Pero la unida y ejemplar familia de los Rusánov, su existencia ordenada, su piso impecable, todo se había alejado de él en el curso de unos cuantos días, se había quedado al otro lado del tumor. Ellos viven y seguirán viviendo, termine como termine el padre. Por mucho que se preocuparan, se inquietaran o lloraran, el tumor le aislaba como un muro, quedándose él solo en el lado opuesto.

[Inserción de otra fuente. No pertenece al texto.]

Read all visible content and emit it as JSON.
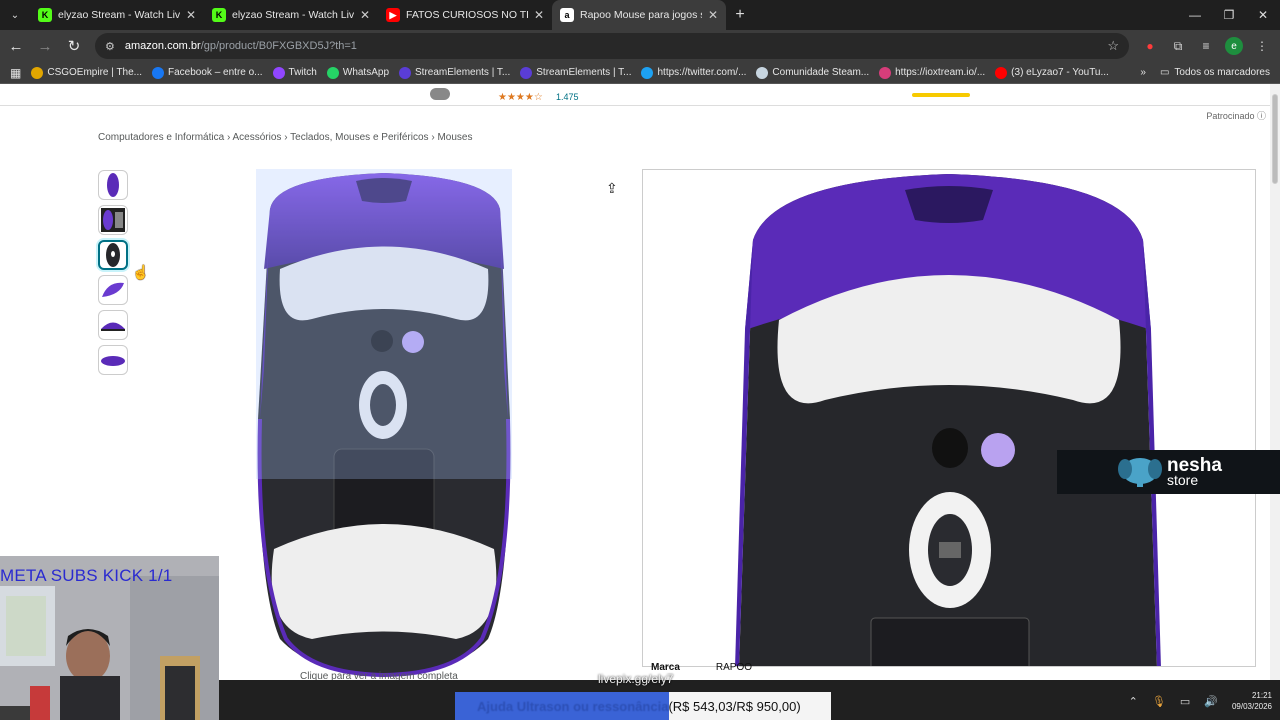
{
  "tabs": [
    {
      "title": "elyzao Stream - Watch Live on Kick",
      "icon": "kick-icon",
      "active": false
    },
    {
      "title": "elyzao Stream - Watch Live on Kick",
      "icon": "kick-icon",
      "active": false
    },
    {
      "title": "FATOS CURIOSOS NO TRÂNSITO",
      "icon": "youtube-icon",
      "active": false
    },
    {
      "title": "Rapoo Mouse para jogos sem fio",
      "icon": "amazon-icon",
      "active": true
    }
  ],
  "address": {
    "domain": "amazon.com.br",
    "path": "/gp/product/B0FXGBXD5J?th=1"
  },
  "bookmarks": [
    {
      "label": "CSGOEmpire | The...",
      "color": "#e2a600"
    },
    {
      "label": "Facebook – entre o...",
      "color": "#1877f2"
    },
    {
      "label": "Twitch",
      "color": "#9146ff"
    },
    {
      "label": "WhatsApp",
      "color": "#25d366"
    },
    {
      "label": "StreamElements | T...",
      "color": "#5a3dd6"
    },
    {
      "label": "StreamElements | T...",
      "color": "#5a3dd6"
    },
    {
      "label": "https://twitter.com/...",
      "color": "#1da1f2"
    },
    {
      "label": "Comunidade Steam...",
      "color": "#c7d5e0"
    },
    {
      "label": "https://ioxtream.io/...",
      "color": "#d63d7a"
    },
    {
      "label": "(3) eLyzao7 - YouTu...",
      "color": "#ff0000"
    }
  ],
  "bookmarks_all": "Todos os marcadores",
  "product": {
    "stars": "★★★★☆",
    "rating_count": "1.475",
    "sponsored": "Patrocinado",
    "breadcrumb": [
      "Computadores e Informática",
      "Acessórios",
      "Teclados, Mouses e Periféricos",
      "Mouses"
    ],
    "click_hint": "Clique para ver a imagem completa",
    "spec_label": "Marca",
    "spec_value": "RAPOO"
  },
  "overlay": {
    "meta": "META SUBS KICK 1/1",
    "nesha_1": "nesha",
    "nesha_2": "store",
    "livepix": "livepix.gg/ely7",
    "goal_label": "Ajuda Ultrason ou ressonância",
    "goal_amount": "(R$ 543,03/R$ 950,00)",
    "goal_fraction": 0.57
  },
  "system": {
    "time": "21:21",
    "date": "09/03/2026"
  },
  "colors": {
    "mouse_purple": "#5a2bb8",
    "mouse_black": "#26272b",
    "accent": "#3a63d6"
  }
}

Las meditaciones sobre su hogar no le aliviaron, y Pável Nikoláyevich trató de distraerse con los asuntos oficiales. El sábado se inauguraría la sesión del Soviet Supremo de la Unión. Por lo visto, no se esperaba nada importante, salvo la ratificación del presupuesto. Hoy, cuando salía de su casa hacia la clínica, comenzaban a emitir un extenso informe sobre la industria pesada. Y aquí, en la sala, no había ni una radio, ni tampoco en el pasillo. ¡Bonito asunto! Tendría que conseguir el Pravda con regularidad. Hoy han abordado el problema de la industria pesada, ayer promulgaron el decreto sobre el incremento de la producción de los derivados de la ganadería. Sí, la vida económica seguía un desarrollo pujante y parecían inminentes, sin duda, notables cambios en los diversos organismos estatales y económicos.

Pável Nikoláyevich trató de imaginar las reorganizaciones que podrían afectar a la república y a la provincia. Tales cambios siempre producían una excitación festiva, pues momentáneamente le apartaban un poco del trabajo cotidiano; los funcionarios se telefoneaban, se citaban y discutían las probabilidades. Y fuera cual fuere el derrotero de la reorganización —a veces, el contrario al supuesto—, nadie, incluido Pável Nikoláyevich, salió jamás perjudicado en su jerarquía. Al contrario, ascendían en sus cargos.

Pero estas reflexiones tampoco lograron distraerle o animarle. Sentía punzadas bajo el cuello; y el tumor, sordo e indiferente, se removía aislándole del mundo entero. Y de nuevo el presupuesto, la industria pesada, la ganadería y la reorganización, todo, se quedó al otro lado del tumor. A este lado, Pável Nikoláyevich. Solo.

En la sala sonó una agradable vocecilla femenina. Y aunque hoy nada podía serle grato a Pável Nikoláyevich, la vocecilla le resultó sencillamente deliciosa.

—¡Veamos la temperatura! —dijo, como si prometiera repartir caramelos.

Rusánov retiró la toalla del rostro, se incorporó un poco y se caló los lentes. ¡Qué dicha! No era la deprimida y negruzca Maria, sino una joven de constitución robusta que no llevaba sobre sus dorados cabellos el pañuelo de pico, sino un gorrito como el de los doctores.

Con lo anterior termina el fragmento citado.